I'm good with Group III 95% of the time. They've achieved some impressive performance from it. Very good viscosity index at a fraction of Group IV prices, which is what consumer cars need. Would I use it in a drag only trans with a transbrake? Not a chance!
Okay, what WOULD you recommend for a transbrake?
Mine is a glide w/brake, behind a 500hp smallblock, and I'm planning on a 400 with a brake behind a stout 540.
Used F in the glide, no complaints, other than the first converter blowing itself to pieces internally.
(Oops, forgot. Both strip/street, about 80/20)
 
Okay, what WOULD you recommend for a transbrake?
Mine is a glide w/brake, behind a 500hp smallblock, and I'm planning on a 400 with a brake behind a stout 540.
Used F in the glide, no complaints, other than the first converter blowing itself to pieces internally.
(Oops, forgot. Both strip/street, about 80/20)
Type F. Just a really stout synthetic Type F.

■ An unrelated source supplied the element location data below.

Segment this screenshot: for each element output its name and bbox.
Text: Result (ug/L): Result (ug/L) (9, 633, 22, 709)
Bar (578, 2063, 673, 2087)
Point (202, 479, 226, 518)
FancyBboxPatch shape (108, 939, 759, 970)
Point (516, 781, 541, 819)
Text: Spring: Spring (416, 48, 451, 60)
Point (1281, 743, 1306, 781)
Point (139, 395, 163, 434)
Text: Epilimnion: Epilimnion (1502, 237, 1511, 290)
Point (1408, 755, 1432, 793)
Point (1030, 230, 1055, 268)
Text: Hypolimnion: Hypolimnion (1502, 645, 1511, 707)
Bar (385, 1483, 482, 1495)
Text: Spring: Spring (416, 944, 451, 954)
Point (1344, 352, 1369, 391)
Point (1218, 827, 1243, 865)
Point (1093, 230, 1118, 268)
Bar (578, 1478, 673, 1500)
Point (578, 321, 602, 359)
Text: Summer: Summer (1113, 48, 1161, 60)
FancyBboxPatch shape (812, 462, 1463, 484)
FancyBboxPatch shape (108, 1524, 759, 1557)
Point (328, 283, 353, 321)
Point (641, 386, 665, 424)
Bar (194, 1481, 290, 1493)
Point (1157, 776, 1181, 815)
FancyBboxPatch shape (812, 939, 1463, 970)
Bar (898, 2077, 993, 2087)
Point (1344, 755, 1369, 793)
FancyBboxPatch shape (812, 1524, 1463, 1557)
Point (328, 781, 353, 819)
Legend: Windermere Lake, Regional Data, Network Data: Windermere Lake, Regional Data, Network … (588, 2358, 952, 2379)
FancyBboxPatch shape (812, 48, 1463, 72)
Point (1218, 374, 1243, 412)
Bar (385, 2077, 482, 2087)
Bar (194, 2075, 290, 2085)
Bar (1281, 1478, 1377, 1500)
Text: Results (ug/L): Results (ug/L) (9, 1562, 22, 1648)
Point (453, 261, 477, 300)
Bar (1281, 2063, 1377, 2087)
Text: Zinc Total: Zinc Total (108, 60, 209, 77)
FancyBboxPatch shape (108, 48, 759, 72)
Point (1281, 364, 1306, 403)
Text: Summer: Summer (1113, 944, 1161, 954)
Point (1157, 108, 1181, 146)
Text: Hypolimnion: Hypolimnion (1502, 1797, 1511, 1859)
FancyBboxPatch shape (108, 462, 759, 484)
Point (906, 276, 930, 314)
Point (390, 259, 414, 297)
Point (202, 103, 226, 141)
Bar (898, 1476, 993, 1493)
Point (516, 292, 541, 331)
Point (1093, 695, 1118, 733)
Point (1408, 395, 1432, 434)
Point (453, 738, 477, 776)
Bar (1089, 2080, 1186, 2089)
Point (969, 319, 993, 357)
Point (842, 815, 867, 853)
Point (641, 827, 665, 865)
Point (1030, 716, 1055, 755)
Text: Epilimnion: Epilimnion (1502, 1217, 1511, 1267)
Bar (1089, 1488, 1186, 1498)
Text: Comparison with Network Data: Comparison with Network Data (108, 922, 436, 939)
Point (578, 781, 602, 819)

Red Line Synthetic Oil. Racing ATF (Type F) Racing ATF (Type F)
 
sorry to be such a pain. i was reading internet stuff and read that the atf+4 was not compatible with the older 727 from the 70"s but then i read on FABO that lots of guys recommend it for the 727
Not a problem. Ask questions until you're satisfied. You've got a good bit of money tied up in your transmission. It's understandable you want to be sure you're doing the right thing.
 
I wouldn't use Maxlife because for virtually every application there's a better choice. Need CVT fluid? Use CVT fluid? Dexron VI? Toyota WS? ZF 9 speed? Just use the right product.

I'm good with Group III 95% of the time. They've achieved some impressive performance from it. Very good viscosity index at a fraction of Group IV prices, which is what consumer cars need. Would I use it in a drag only trans with a transbrake? Not a chance!


It sucks but I’m not up on most brands of oil any more.

So my advice was horrible.

My philosophy is (especially with automatics) the transmission fluid lasts far longer than engine oil.

To that end, when you spend money on new parts and all that, why skimp on transmission fluid?

Those things are death on oil. They make heat like a mother and most guys just use the cooler in the radiator rather than a stand alone cooler. And most guys run 190 plus engine coolant temperatures so the oil is at least that hot getting back to the transmission. And that’s assuming that little cooler in the radiator is capable of pulling enough heat quickly enough to drop the temperature back to 190 before it heads back to the transmission.

To that end, I would have suggested an oil from someone like Torco, HPL and one other I can’t think of right now.

But, people buy based on cost and not value. They want short term gain (less cash out of pocket at the start) for long term pain (more transmission wear, poorer shifting and yes, you can tell the difference and the fluid will require changing sooner) and to me that’s not value.

I just get tired of all the wailing and gnashing of teeth that happens when you say to someone that buying 22-25 dollar a quart oil is a cost benefit, or an oldie but a goodie “it’s not a race car” nonsense so I just don’t say it very often any more.

To the OP, if you get what I’m saying, look into Torco and HPL.

You spend more up front but in the long run it saves money.

If not, then go with S’cuder’s advice.
 
my intended use is not racing, just a fair weather weekend cruiser but if theres an advantage to use the max life synthetic i would use it.
Im not concerned about price, Im more concerned about the protection it does or does not provide and if its compatible with the older transmissions from the 70's
I would run a version of non synthetic Dexron like Chrysler recommended. You won't find original Dexron 1 very handy, but Dexron 3 is everywhere. That's what I'd use. This ain't rocket science. People can say "this ain't 1970 anymore" all they want, but the fact is, Dexron 3 is all you need. If you want something to shift a little more firm, Type F will be fine. The fact is, these transmissions will work on motor oil or even tractor fluid, so anything more is an upgrade.